Animals continue to feature significantly in all our lives during lockdown. Betsy and Bonnie are growing rapidly and are fast approaching the canine equivalence of adolescence – greedy, grumpy and gangly. The community dog population is soon to be enlarged by +1 as a deerhound called Duchess (no less!) is due to join our community kennel. Now that’s a rare breed of fine nobility. I hope to bring you a photo asap once she has arrived to look after Daisy and Iris!

Bomber has enjoyed the last flushes of summer life and has shrunk back into his shell for the next five months. Along with all tortoise owners (and we’re a growing mass) I’ll be nervously twitching through his hibernation.

Staying with pets, Lydia (now Mrs Griffin) and I have a daily avian conversation about our small flocks. It breaks the tedium of panicking about unwell children with coughs. The reduction in daylight hours has meant our egg supplies have dried up and we face a winter of feeding without due reward. Mine are earning their keep (or corn) by free-ranging round my once tidy garden, scavenging for any mite and generally doing useful housekeeping tasks.

On the wild animal front, I have been amazed at how many hedgehogs there are at the moment. My early morning and late night walks with a head torch have revealed more numbers than I’ve seen for sometime now. Curiously, I’ve never seen an urban fox in Dorchester in the 8 years I have lived here.
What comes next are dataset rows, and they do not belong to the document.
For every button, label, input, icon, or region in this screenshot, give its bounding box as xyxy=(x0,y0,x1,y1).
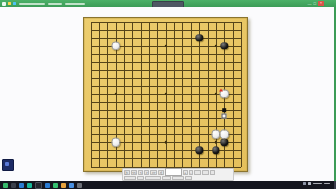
back-button[interactable]: < xyxy=(138,170,143,175)
nav-tool-button-2[interactable] xyxy=(202,170,209,175)
tray-volume-icon[interactable] xyxy=(308,182,311,185)
window-title-text xyxy=(19,3,45,5)
action-button-5[interactable] xyxy=(172,176,184,181)
taskbar-app-icon-5[interactable] xyxy=(45,183,50,188)
white-square-marker xyxy=(222,114,227,119)
windows-taskbar xyxy=(0,181,336,189)
stone-white-D16[interactable] xyxy=(111,41,120,50)
grid-line-v xyxy=(174,22,175,167)
floating-panel-icon[interactable] xyxy=(2,159,14,171)
spinner-up-button[interactable]: + xyxy=(183,170,188,175)
language-indicator xyxy=(324,183,330,185)
stone-black-R4[interactable] xyxy=(221,139,228,146)
black-square-marker xyxy=(222,108,226,112)
grid-line-v xyxy=(241,22,242,167)
stone-black-R16[interactable] xyxy=(221,42,228,49)
action-button-4[interactable] xyxy=(162,176,171,181)
grid-line-v xyxy=(199,22,200,167)
window-title-extra xyxy=(65,3,85,5)
grid-line-h xyxy=(91,110,242,111)
stone-white-R5[interactable] xyxy=(220,130,229,139)
app-logo-icon xyxy=(2,2,6,6)
nav-tool-button-1[interactable] xyxy=(194,170,201,175)
taskbar-app-icon-9[interactable] xyxy=(77,183,82,188)
first-move-button[interactable]: |< xyxy=(124,170,130,175)
fast-forward-button[interactable]: >> xyxy=(150,170,157,175)
clock-text xyxy=(313,183,322,185)
grid-line-h xyxy=(91,102,242,103)
action-button-3[interactable] xyxy=(145,176,161,181)
grid-line-h xyxy=(91,118,242,119)
stone-white-D4[interactable] xyxy=(111,138,120,147)
tray-network-icon[interactable] xyxy=(303,182,306,185)
go-board[interactable] xyxy=(83,17,248,172)
taskbar-app-icon-7[interactable] xyxy=(61,183,66,188)
taskbar-app-icon-2[interactable] xyxy=(19,183,24,188)
window-controls: — □ × xyxy=(308,1,324,6)
app-content-area xyxy=(0,7,336,181)
fast-back-button[interactable]: << xyxy=(131,170,138,175)
start-button-icon[interactable] xyxy=(3,183,8,188)
window-subtitle-text xyxy=(48,3,62,5)
forward-button[interactable]: > xyxy=(144,170,149,175)
taskbar-app-icon-4[interactable] xyxy=(35,182,42,189)
taskbar-app-icon-8[interactable] xyxy=(69,183,74,188)
close-button[interactable]: × xyxy=(318,1,324,6)
action-button-2[interactable] xyxy=(137,176,144,181)
taskbar-app-icon-1[interactable] xyxy=(11,183,16,188)
titlebar-icon-2 xyxy=(13,2,16,5)
spinner-down-button[interactable]: - xyxy=(189,170,194,175)
taskbar-app-icon-6[interactable] xyxy=(53,183,58,188)
stone-black-O3[interactable] xyxy=(195,147,202,154)
last-move-button[interactable]: >| xyxy=(158,170,164,175)
grid-line-h xyxy=(91,126,242,127)
action-button-1[interactable] xyxy=(124,176,136,181)
grid-line-v xyxy=(208,22,209,167)
grid-line-v xyxy=(191,22,192,167)
grid-line-v xyxy=(233,22,234,167)
taskbar-app-icon-3[interactable] xyxy=(27,183,32,188)
window-title-bar: — □ × xyxy=(0,0,336,7)
last-move-triangle-marker xyxy=(219,89,223,92)
action-button-6[interactable] xyxy=(185,176,192,181)
stone-black-Q3[interactable] xyxy=(212,147,219,154)
grid-line-h xyxy=(91,158,242,159)
move-navigation-toolbar: |< << < > >> >| + - xyxy=(122,168,234,181)
titlebar-icon-1 xyxy=(8,2,11,5)
minimize-button[interactable]: — xyxy=(308,1,312,6)
grid-line-v xyxy=(182,22,183,167)
stone-black-O17[interactable] xyxy=(195,34,202,41)
nav-tool-button-3[interactable] xyxy=(210,170,215,175)
go-board-grid xyxy=(91,22,242,167)
maximize-button[interactable]: □ xyxy=(314,1,316,6)
nav-row-2 xyxy=(124,175,232,181)
system-tray[interactable] xyxy=(303,182,330,185)
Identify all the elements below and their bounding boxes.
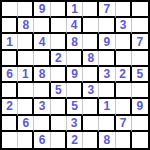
- cell-r6c9-empty[interactable]: [132, 83, 148, 99]
- cell-r4c9-empty[interactable]: [132, 51, 148, 67]
- cell-r4c7-empty[interactable]: [99, 51, 115, 67]
- cell-r8c2-given: 6: [18, 116, 34, 132]
- cell-r6c6-given: 3: [83, 83, 99, 99]
- cell-r9c9-empty[interactable]: [132, 132, 148, 148]
- cell-r3c1-given: 1: [2, 34, 18, 50]
- cell-r9c3-given: 6: [34, 132, 50, 148]
- cell-r8c8-given: 7: [116, 116, 132, 132]
- cell-r6c7-empty[interactable]: [99, 83, 115, 99]
- cell-r4c5-empty[interactable]: [67, 51, 83, 67]
- cell-r1c2-empty[interactable]: [18, 2, 34, 18]
- cell-r3c5-given: 8: [67, 34, 83, 50]
- cell-r2c5-given: 4: [67, 18, 83, 34]
- cell-r1c8-empty[interactable]: [116, 2, 132, 18]
- cell-r6c8-empty[interactable]: [116, 83, 132, 99]
- cell-r8c4-empty[interactable]: [51, 116, 67, 132]
- cell-r2c7-empty[interactable]: [99, 18, 115, 34]
- cell-r4c2-empty[interactable]: [18, 51, 34, 67]
- cell-r8c3-empty[interactable]: [34, 116, 50, 132]
- cell-r3c3-given: 4: [34, 34, 50, 50]
- cell-r3c4-empty[interactable]: [51, 34, 67, 50]
- cell-r3c6-empty[interactable]: [83, 34, 99, 50]
- cell-r6c3-empty[interactable]: [34, 83, 50, 99]
- cell-r3c7-given: 9: [99, 34, 115, 50]
- cell-r9c2-empty[interactable]: [18, 132, 34, 148]
- cell-r6c5-empty[interactable]: [67, 83, 83, 99]
- cell-r1c3-given: 9: [34, 2, 50, 18]
- cell-r2c4-empty[interactable]: [51, 18, 67, 34]
- cell-r3c8-empty[interactable]: [116, 34, 132, 50]
- cell-r7c3-given: 3: [34, 99, 50, 115]
- cell-r3c2-empty[interactable]: [18, 34, 34, 50]
- cell-r5c6-empty[interactable]: [83, 67, 99, 83]
- cell-r9c5-given: 2: [67, 132, 83, 148]
- cell-r6c1-empty[interactable]: [2, 83, 18, 99]
- cell-r5c9-given: 5: [132, 67, 148, 83]
- cell-r5c3-given: 8: [34, 67, 50, 83]
- cell-r5c1-given: 6: [2, 67, 18, 83]
- cell-r3c9-given: 7: [132, 34, 148, 50]
- cell-r6c2-empty[interactable]: [18, 83, 34, 99]
- cell-r1c4-empty[interactable]: [51, 2, 67, 18]
- cell-r5c8-given: 2: [116, 67, 132, 83]
- cell-r8c6-empty[interactable]: [83, 116, 99, 132]
- cell-r9c4-empty[interactable]: [51, 132, 67, 148]
- cell-r1c9-empty[interactable]: [132, 2, 148, 18]
- cell-r8c9-empty[interactable]: [132, 116, 148, 132]
- cell-r4c4-given: 2: [51, 51, 67, 67]
- cell-r7c1-given: 2: [2, 99, 18, 115]
- cell-r4c1-empty[interactable]: [2, 51, 18, 67]
- cell-r7c6-empty[interactable]: [83, 99, 99, 115]
- cell-r7c2-empty[interactable]: [18, 99, 34, 115]
- cell-r2c1-empty[interactable]: [2, 18, 18, 34]
- cell-r2c9-empty[interactable]: [132, 18, 148, 34]
- cell-r7c8-empty[interactable]: [116, 99, 132, 115]
- cell-r7c7-given: 1: [99, 99, 115, 115]
- cell-r2c8-given: 3: [116, 18, 132, 34]
- cell-r2c6-empty[interactable]: [83, 18, 99, 34]
- cell-r7c5-given: 5: [67, 99, 83, 115]
- cell-r9c7-given: 8: [99, 132, 115, 148]
- cell-r4c8-empty[interactable]: [116, 51, 132, 67]
- cell-r9c6-empty[interactable]: [83, 132, 99, 148]
- cell-r1c7-given: 7: [99, 2, 115, 18]
- cell-r2c2-given: 8: [18, 18, 34, 34]
- cell-r5c7-given: 3: [99, 67, 115, 83]
- cell-r4c3-empty[interactable]: [34, 51, 50, 67]
- cell-r1c5-given: 1: [67, 2, 83, 18]
- cell-r9c8-empty[interactable]: [116, 132, 132, 148]
- cell-r5c4-empty[interactable]: [51, 67, 67, 83]
- cell-r8c1-empty[interactable]: [2, 116, 18, 132]
- cell-r5c5-given: 9: [67, 67, 83, 83]
- cell-r7c9-given: 9: [132, 99, 148, 115]
- cell-r6c4-given: 5: [51, 83, 67, 99]
- cell-r4c6-given: 8: [83, 51, 99, 67]
- cell-r1c1-empty[interactable]: [2, 2, 18, 18]
- sudoku-board: 917843148972861893255323519637628: [0, 0, 150, 150]
- cell-r5c2-given: 1: [18, 67, 34, 83]
- cell-r8c5-given: 3: [67, 116, 83, 132]
- cell-r9c1-empty[interactable]: [2, 132, 18, 148]
- cell-r2c3-empty[interactable]: [34, 18, 50, 34]
- cell-r7c4-empty[interactable]: [51, 99, 67, 115]
- cell-r1c6-empty[interactable]: [83, 2, 99, 18]
- cell-r8c7-empty[interactable]: [99, 116, 115, 132]
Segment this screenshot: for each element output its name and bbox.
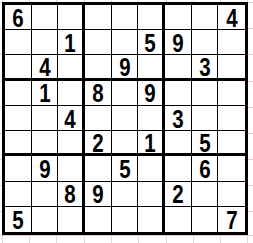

I have though been privileged to see three otters on my piscatorial travels around the Frome and her many carriers. Others have swum with dolphins and been sung to by seals.

Elsewhere in school, we don’t seem to have had many hatches or matches. There’s been no COVID baby boom to my knowledge unless you know differently?

Many of our staff including Mrs Pitman, Mrs Hill, Mr Stazicker and Mrs Sewed have all sent their “freshers” away to university. The poor blighters! Having waited many years to escape their unreasonable parents and strict confines of home, hoping to get up to all sorts of mischief without their parents finding out, they find themselves confined to barracks and under tighter restrictions than when they were at home. Lectures are via zoom and social gatherings are banned. My heart goes out to them!

Wishing you a lovely weekend with your families!